Il dramma migranti
Iuri Maria Prado — 20 Dicembre 2022
Magari solo a denti stretti e proprio perché un residuo di decenza lo obbliga a tanto, ma anche il sovranista più oltranzista ammette che se c’è gente che rischia di morire in mare o per le nostre strade, ebbene ci tocca salvarla. Il punto è che quel “se” è superfluo e anzi fuorviante: perché c’è gente che davanti alle nostre spiagge e lungo le nostre strade muore punto e basta, senza se.
Giorni fa, un diciottenne morto di freddo a Bolzano (evidentemente città sprovvista di luoghi di ricovero con qualche grado sopra lo zero, anzi i -5 che hanno ammazzato quel giovane immigrato).
L’altro ieri, l’ennesima bambina, tre anni, affogata nel mare di Lampedusa. E’ una contabilità che si sgrana quotidianamente in faccia al Paese fiorito di comizi in cui si strilla “aiutiamoli a casa loro”, e aiutarli a casa loro non ha rappresentato sinora nulla di diverso che rispedirli nei lager libici. Ma appunto: siccome nessuno, o quasi, riesce a mettere nel proprio programma che “prima gli italiani” significa lasciar morire di fame, di sete e di freddo chi italiano non è, allora ci si domanda che altro, e cioè quanti altri morti, bisogna aspettare affinché si dedichino le risorse e i soldi necessari a ottenere questo risultato minimo, e cioè che almeno questa gente non crepi.
Salvo credere che la cosa si risolva impugnando il rosario, con la Beata Vergine convenuta a presidiare i sacri confini della nazione e con le esigenze sicuritarie sponsorizzate da Nostro Signore, la cosa si risolve facendo semplicemente quel che si deve, vale a dire impedendo che queste persone continuino a morire come muoiono, quel ragazzo congelato ai margini dei mercatini di Natale, quella bambina disidratata tra le braccia della madre che provava a salvarla, quell’altra coi polmoni pieni d’acqua salata, quel neonato morto in rubrica di “ipotermia”, perché a dire morto di freddo si riesce ancora quando si tratta di un adolescente, ma con un bambino di venti giorni si fa fatica.
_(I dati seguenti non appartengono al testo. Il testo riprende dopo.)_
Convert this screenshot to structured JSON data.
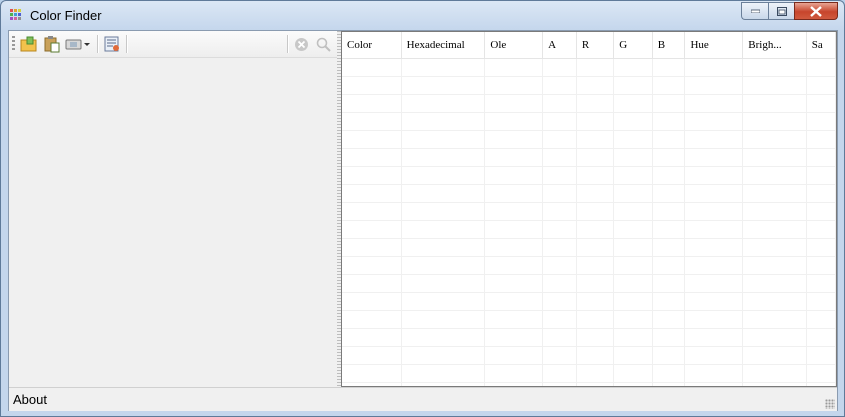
{
  "window": {
    "title": "Color Finder"
  },
  "titlebar": {
    "min_icon": "minimize-icon",
    "max_icon": "maximize-icon",
    "close_icon": "close-icon"
  },
  "toolbar": {
    "buttons": [
      {
        "name": "open-folder-icon"
      },
      {
        "name": "paste-icon"
      },
      {
        "name": "capture-dropdown-icon"
      },
      {
        "name": "settings-list-icon"
      },
      {
        "name": "clear-icon"
      },
      {
        "name": "zoom-icon"
      }
    ]
  },
  "grid": {
    "columns": [
      "Color",
      "Hexadecimal",
      "Ole",
      "A",
      "R",
      "G",
      "B",
      "Hue",
      "Brigh...",
      "Sa"
    ],
    "rows": []
  },
  "status": {
    "about_label": "About"
  }
}
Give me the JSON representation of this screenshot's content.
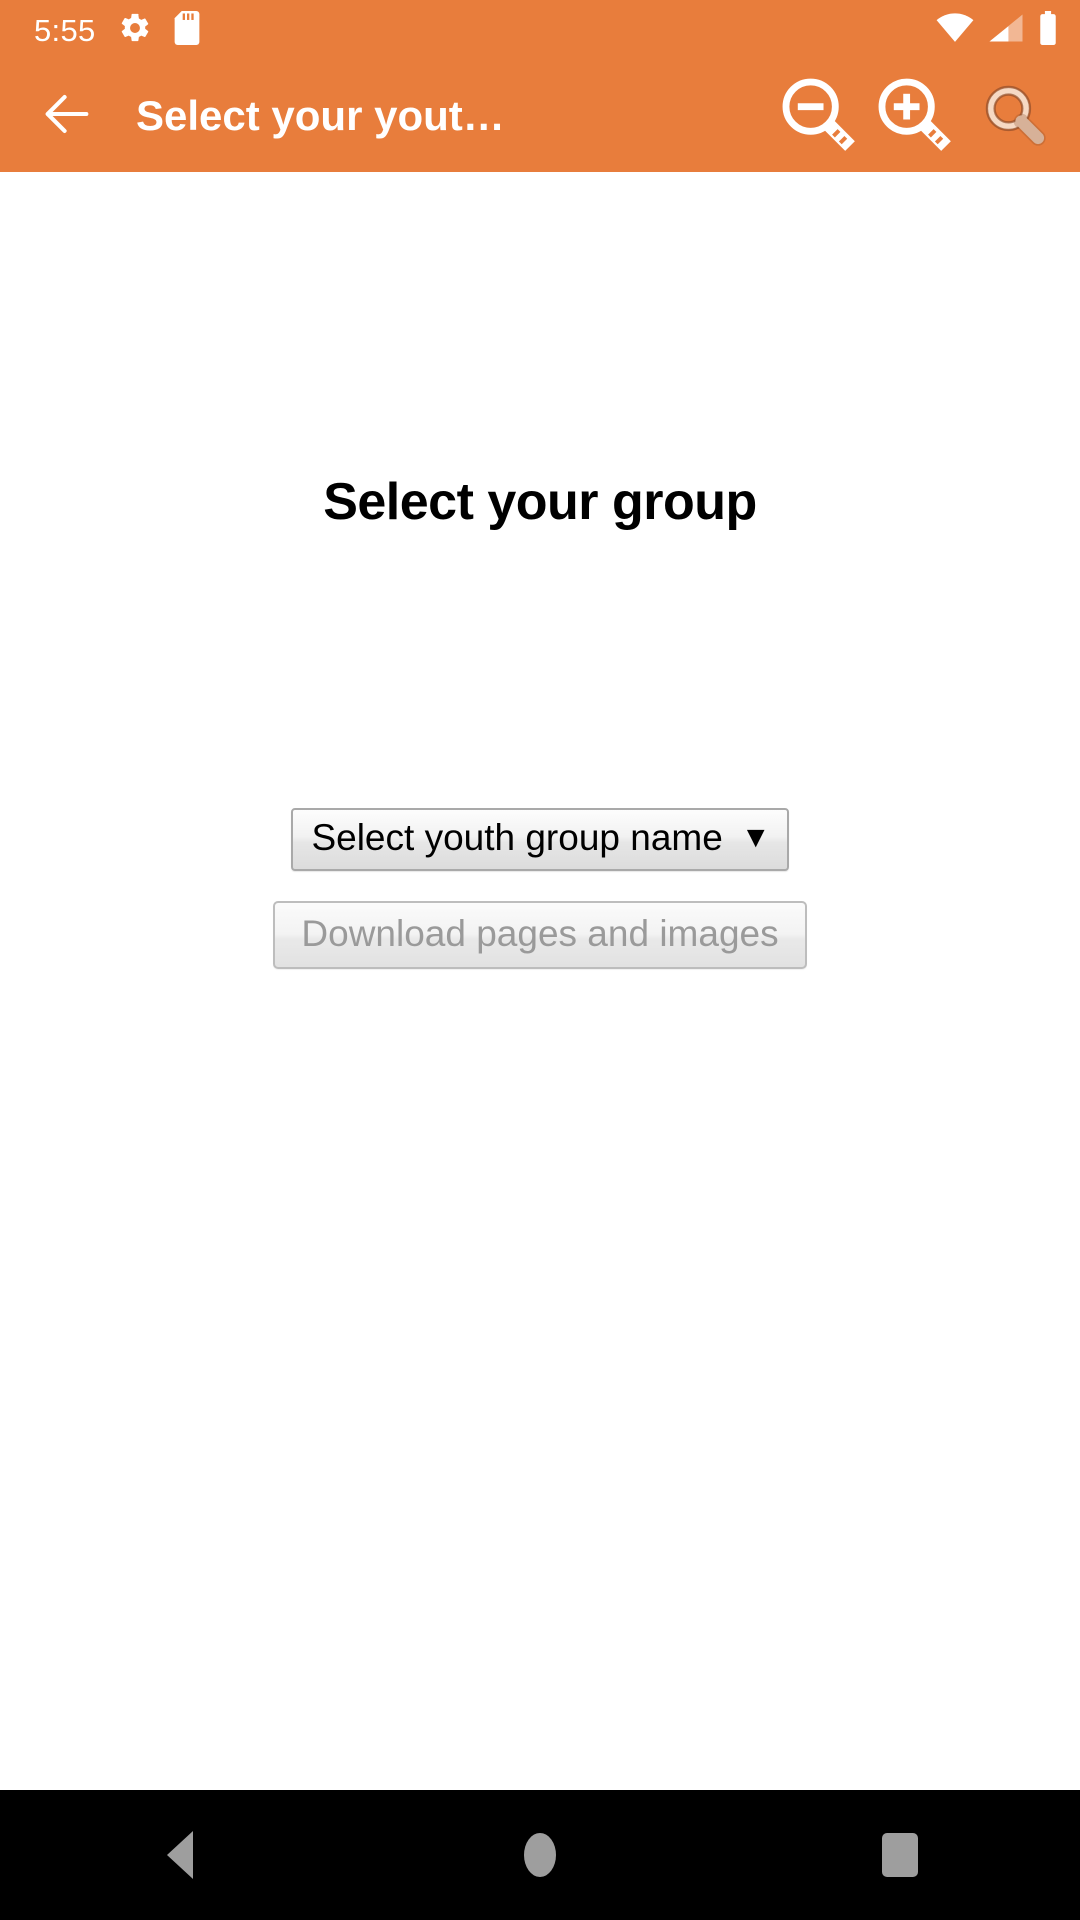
{
  "status_bar": {
    "time": "5:55",
    "icons_left": [
      "gear-icon",
      "sd-card-icon"
    ],
    "icons_right": [
      "wifi-icon",
      "cellular-signal-icon",
      "battery-icon"
    ],
    "background_color": "#E87D3C",
    "foreground_color": "#FFFFFF"
  },
  "app_bar": {
    "back_label": "back-arrow-icon",
    "title": "Select your yout…",
    "actions": [
      {
        "name": "zoom-out-icon",
        "label": "Zoom out"
      },
      {
        "name": "zoom-in-icon",
        "label": "Zoom in"
      },
      {
        "name": "search-icon",
        "label": "Search"
      }
    ],
    "background_color": "#E87D3C",
    "title_color": "#FFFFFF"
  },
  "main": {
    "heading": "Select your group",
    "select": {
      "selected_value": "Select youth group name",
      "caret": "▼",
      "options": [
        "Select youth group name"
      ]
    },
    "download_button": {
      "label": "Download pages and images",
      "disabled": true,
      "text_color": "#9A9A9A"
    }
  },
  "nav_bar": {
    "background_color": "#000000",
    "buttons": [
      {
        "name": "nav-back-button",
        "label": "Back"
      },
      {
        "name": "nav-home-button",
        "label": "Home"
      },
      {
        "name": "nav-recents-button",
        "label": "Recents"
      }
    ]
  }
}
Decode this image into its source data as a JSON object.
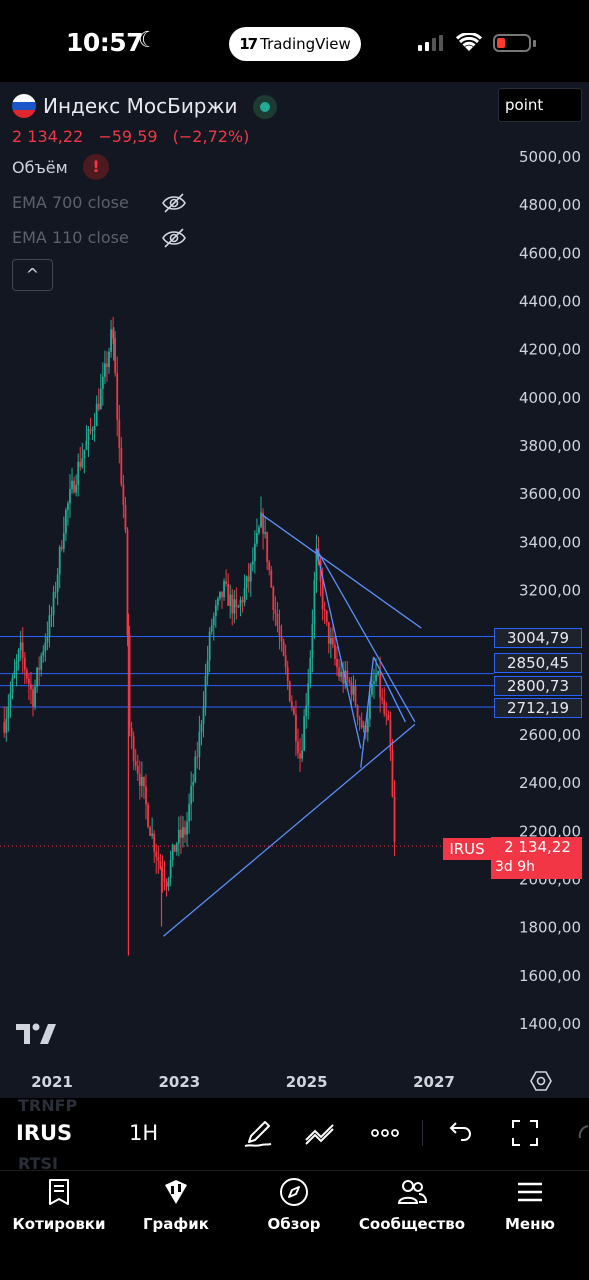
{
  "status_bar": {
    "time": "10:57",
    "app_pill": "TradingView"
  },
  "legend": {
    "symbol_name": "Индекс МосБиржи",
    "last": "2 134,22",
    "change": "−59,59",
    "change_pct": "(−2,72%)",
    "volume_label": "Объём",
    "volume_warning": "!",
    "ema1": "EMA 700 close",
    "ema2": "EMA 110 close",
    "collapse": "^"
  },
  "point_button": "point",
  "price_axis_labels": [
    "5000,00",
    "4800,00",
    "4600,00",
    "4400,00",
    "4200,00",
    "4000,00",
    "3800,00",
    "3600,00",
    "3400,00",
    "3200,00",
    "2600,00",
    "2400,00",
    "2200,00",
    "2000,00",
    "1800,00",
    "1600,00",
    "1400,00"
  ],
  "horizontal_levels": [
    {
      "label": "3004,79",
      "value": 3004.79
    },
    {
      "label": "2850,45",
      "value": 2850.45
    },
    {
      "label": "2800,73",
      "value": 2800.73
    },
    {
      "label": "2712,19",
      "value": 2712.19
    }
  ],
  "last_price": {
    "symbol_tag": "IRUS",
    "price": "2 134,22",
    "countdown": "3d 9h"
  },
  "time_axis_labels": [
    "2021",
    "2023",
    "2025",
    "2027"
  ],
  "toolbar": {
    "ghost_top": "TRNFP",
    "ghost_bottom": "RTSI",
    "ticker": "IRUS",
    "interval": "1H"
  },
  "tabs": [
    {
      "label": "Котировки",
      "icon": "quotes-icon"
    },
    {
      "label": "График",
      "icon": "chart-icon"
    },
    {
      "label": "Обзор",
      "icon": "compass-icon"
    },
    {
      "label": "Сообщество",
      "icon": "community-icon"
    },
    {
      "label": "Меню",
      "icon": "menu-icon"
    }
  ],
  "colors": {
    "background": "#131722",
    "up": "#22ab94",
    "down": "#f23645",
    "drawing": "#5b8ff9",
    "level": "#2962ff"
  },
  "chart_data": {
    "type": "candlestick",
    "symbol": "IRUS",
    "title": "Индекс МосБиржи",
    "interval": "1H",
    "y_axis_range": [
      1300,
      5100
    ],
    "x_axis_range": [
      2020.25,
      2027.4
    ],
    "x_ticks": [
      "2021",
      "2023",
      "2025",
      "2027"
    ],
    "approximate_close_path": [
      [
        2020.25,
        2650
      ],
      [
        2020.5,
        2950
      ],
      [
        2020.7,
        2750
      ],
      [
        2020.85,
        2950
      ],
      [
        2021.0,
        3100
      ],
      [
        2021.2,
        3500
      ],
      [
        2021.4,
        3700
      ],
      [
        2021.6,
        3850
      ],
      [
        2021.8,
        4050
      ],
      [
        2021.95,
        4280
      ],
      [
        2022.05,
        3800
      ],
      [
        2022.15,
        3450
      ],
      [
        2022.22,
        2600
      ],
      [
        2022.4,
        2400
      ],
      [
        2022.55,
        2200
      ],
      [
        2022.7,
        2050
      ],
      [
        2022.8,
        2000
      ],
      [
        2022.95,
        2150
      ],
      [
        2023.1,
        2200
      ],
      [
        2023.3,
        2550
      ],
      [
        2023.5,
        3050
      ],
      [
        2023.7,
        3200
      ],
      [
        2023.9,
        3100
      ],
      [
        2024.1,
        3250
      ],
      [
        2024.3,
        3500
      ],
      [
        2024.45,
        3200
      ],
      [
        2024.6,
        2950
      ],
      [
        2024.75,
        2750
      ],
      [
        2024.9,
        2500
      ],
      [
        2025.05,
        2900
      ],
      [
        2025.15,
        3350
      ],
      [
        2025.3,
        3050
      ],
      [
        2025.5,
        2850
      ],
      [
        2025.7,
        2800
      ],
      [
        2025.9,
        2600
      ],
      [
        2026.0,
        2750
      ],
      [
        2026.1,
        2850
      ],
      [
        2026.2,
        2700
      ],
      [
        2026.3,
        2600
      ],
      [
        2026.38,
        2134.22
      ]
    ],
    "range_low": 1680,
    "range_high": 4290,
    "last": 2134.22,
    "change": -59.59,
    "change_pct": -2.72,
    "horizontal_lines": [
      3004.79,
      2850.45,
      2800.73,
      2712.19
    ],
    "trendlines": [
      {
        "from": [
          2024.3,
          3510
        ],
        "to": [
          2026.8,
          3040
        ]
      },
      {
        "from": [
          2025.15,
          3370
        ],
        "to": [
          2026.7,
          2650
        ]
      },
      {
        "from": [
          2022.75,
          1760
        ],
        "to": [
          2026.7,
          2640
        ]
      },
      {
        "from": [
          2025.15,
          3370
        ],
        "to": [
          2025.85,
          2540
        ]
      },
      {
        "from": [
          2025.85,
          2460
        ],
        "to": [
          2026.05,
          2920
        ]
      },
      {
        "from": [
          2026.05,
          2920
        ],
        "to": [
          2026.55,
          2650
        ]
      }
    ]
  }
}
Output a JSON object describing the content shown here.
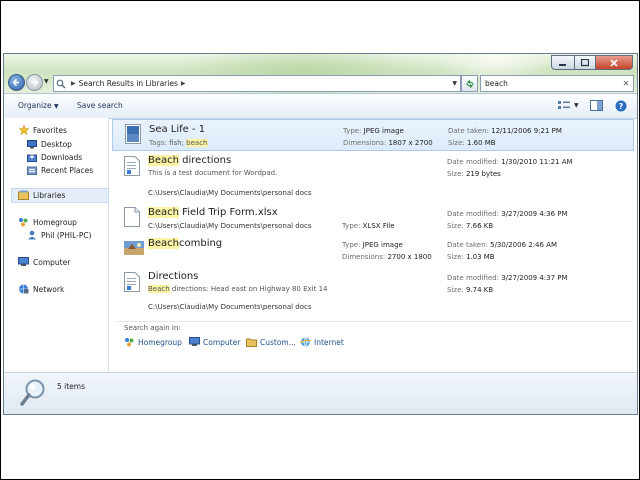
{
  "window": {
    "address": "Search Results in Libraries",
    "search_value": "beach"
  },
  "toolbar": {
    "organize": "Organize",
    "save_search": "Save search"
  },
  "nav": {
    "favorites": "Favorites",
    "desktop": "Desktop",
    "downloads": "Downloads",
    "recent_places": "Recent Places",
    "libraries": "Libraries",
    "homegroup": "Homegroup",
    "phil": "Phil (PHIL-PC)",
    "computer": "Computer",
    "network": "Network"
  },
  "results": [
    {
      "name_hl": "",
      "name_rest": "Sea Life - 1",
      "sub_label": "Tags: ",
      "sub_plain": "fish; ",
      "sub_hl": "beach",
      "path": "",
      "c2_label": "Type: ",
      "c2_value": "JPEG image",
      "c2b_label": "Dimensions: ",
      "c2b_value": "1807 x 2700",
      "c3_label": "Date taken: ",
      "c3_value": "12/11/2006 9:21 PM",
      "c3b_label": "Size: ",
      "c3b_value": "1.60 MB"
    },
    {
      "name_hl": "Beach",
      "name_rest": " directions",
      "sub_plain": "This is a test document for Wordpad.",
      "path": "C:\\Users\\Claudia\\My Documents\\personal docs",
      "c3_label": "Date modified: ",
      "c3_value": "1/30/2010 11:21 AM",
      "c3b_label": "Size: ",
      "c3b_value": "219 bytes"
    },
    {
      "name_hl": "Beach",
      "name_rest": " Field Trip Form.xlsx",
      "path": "C:\\Users\\Claudia\\My Documents\\personal docs",
      "c2_label": "Type: ",
      "c2_value": "XLSX File",
      "c3_label": "Date modified: ",
      "c3_value": "3/27/2009 4:36 PM",
      "c3b_label": "Size: ",
      "c3b_value": "7.66 KB"
    },
    {
      "name_hl": "Beach",
      "name_rest": "combing",
      "c2_label": "Type: ",
      "c2_value": "JPEG image",
      "c2b_label": "Dimensions: ",
      "c2b_value": "2700 x 1800",
      "c3_label": "Date taken: ",
      "c3_value": "5/30/2006 2:46 AM",
      "c3b_label": "Size: ",
      "c3b_value": "1.03 MB"
    },
    {
      "name_hl": "",
      "name_rest": "Directions",
      "sub_hl": "Beach",
      "sub_plain": " directions: Head east on Highway 80 Exit 14",
      "path": "C:\\Users\\Claudia\\My Documents\\personal docs",
      "c3_label": "Date modified: ",
      "c3_value": "3/27/2009 4:37 PM",
      "c3b_label": "Size: ",
      "c3b_value": "9.74 KB"
    }
  ],
  "search_again": {
    "label": "Search again in:",
    "homegroup": "Homegroup",
    "computer": "Computer",
    "custom": "Custom...",
    "internet": "Internet"
  },
  "status": {
    "count": "5 items"
  }
}
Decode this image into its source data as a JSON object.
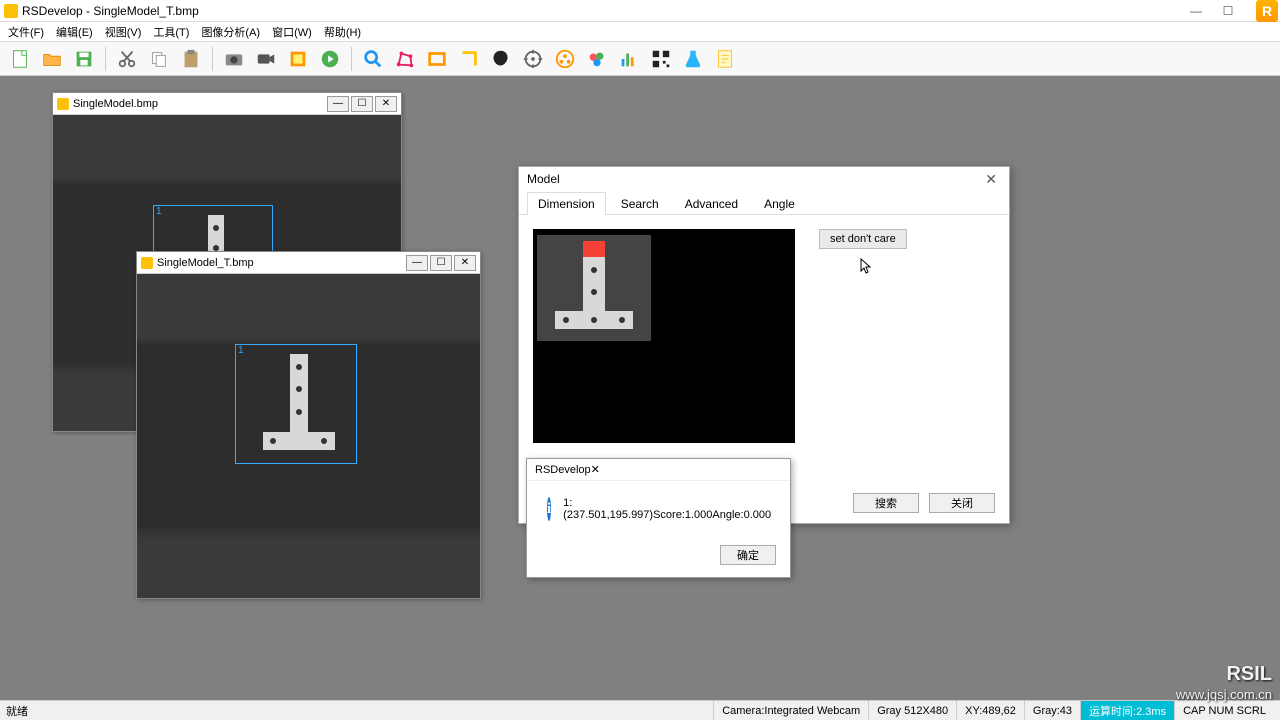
{
  "app": {
    "title": "RSDevelop - SingleModel_T.bmp"
  },
  "menu": {
    "file": "文件(F)",
    "edit": "编辑(E)",
    "view": "视图(V)",
    "tool": "工具(T)",
    "image": "图像分析(A)",
    "window": "窗口(W)",
    "help": "帮助(H)"
  },
  "child1": {
    "title": "SingleModel.bmp",
    "roi_label": "1"
  },
  "child2": {
    "title": "SingleModel_T.bmp",
    "roi_label": "1"
  },
  "model_dlg": {
    "title": "Model",
    "tabs": {
      "dimension": "Dimension",
      "search": "Search",
      "advanced": "Advanced",
      "angle": "Angle"
    },
    "set_dont_care": "set don't care",
    "search_btn": "搜索",
    "close_btn": "关闭"
  },
  "msg": {
    "title": "RSDevelop",
    "text": "1:(237.501,195.997)Score:1.000Angle:0.000",
    "ok": "确定"
  },
  "status": {
    "ready": "就绪",
    "camera": "Camera:Integrated Webcam",
    "gray_size": "Gray 512X480",
    "xy": "XY:489,62",
    "gray_val": "Gray:43",
    "timing": "运算时间:2.3ms",
    "flags": "CAP NUM SCRL"
  },
  "watermark": {
    "l1": "RSIL",
    "l2": "www.jqsj.com.cn"
  }
}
Il presidente Mattarella, bisogna dargliene atto, ha dichiarato che irrinunciabile dovere della comunità internazionale è di tutelare i diritti dei migranti. Ma qui si tratta di un’esigenza anche più forte, e di un’urgenza anche più pressante: qualcosa che viene anche prima dei loro diritti, e cioè la loro vita. Il loro diritto di non diventare cose senza vita sui nostri marciapiedi, sulla sabbia e contro gli scogli del Paese che nell’attesa di aiutarli a casa loro li fa morire qui.